Comme l’a dit un jour l’ancien Haut-Représentant slovaque Miroslav Lajcak, l’UE ne sait que faire de la BH. Devenu responsable des Balkans au Service européen d’action extérieure ( Ministère des AE de l’UE),il a peut-être des idées sur la question mais, pour l’heure, les services de Catherine Ashton ont remis à plus tard la présentation de la nouvelle stratégie qu’ils sont censés élaborer pour la BH. C’est Berlin qui est devenu le lieu où sont prodigués conseils et envisagées propositions de réformes, avec la réception des principaux dirigeants bosniens par Angela Merkel elle-même ou son conseiller spécial pour les Balkans. Les uns sont déjà passés, d’autres, dont Zlatko Lagumdzija et Milorad Dodik, sont attendus. Les responsables et commentateurs bosniens sont partagés entre scepticisme et optimisme modéré sur les résultats de ces entretiens. La diplomatie internationale paraît par ailleurs aussi divisée que d’habitude sur les objectifs à atteindre et les moyens de les réaliser. Alors que l’ambassadeur américain en BH donne un avis favorable à la plate-forme du SDP et de ses alliés, les Européens préfèrent se cantonner dans une prudente expectative. Et pendant que se tiennent les rencontres berlinoises qui ont recueilli l’assentiment de Bruxelles et de Washington, le ministre des affaires étrangères suédois et ancien Haut-Représentant Carl Bildt, de tournée en BH, déclare que ce n’est pas dans les capitales européennes mais dans le pays que se formeront ses autorités, précisant que l’urgence n’était pas aux réformes constitutionnelles. Autant de propos propres à satisfaire ses interlocuteurs de Banja Luka.
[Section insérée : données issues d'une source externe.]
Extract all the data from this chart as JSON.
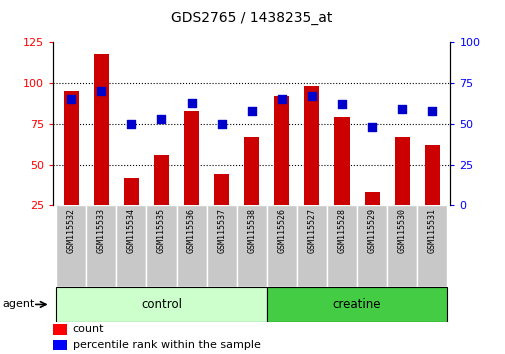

Ceux-ci peuvent aussi se féliciter de la récente prise de position commune du Président de Croatie Ivo Josipovic et de la Première ministre croate Jadranka Kosor qui, tout en assurant ne pas vouloir se mêler des affaires intérieures de la BH, ont implicitement réclamé la participation des deux branches du HDZ au gouvernement de ce pays, ce qui va dans le sens de la politique de Dodik. Belgrade derrière les nationalistes serbes de BH, Zagreb derrière leurs congénères croates, l’histoire se répète, heureusement dans une conjoncture qui n’est plus celle de l’entente Milosevic-Tudjman, mais malheureusement pour la survie de la Bosnie-Herzégovine. Le rapprochement entre la Serbie et la Croatie, autant qu’il soit bénéfique à la paix dans la région et à l’intégration européenne des deux pays, ne devrait pas être payé de la désintégration accrue de la Bosnie-Herzégovine.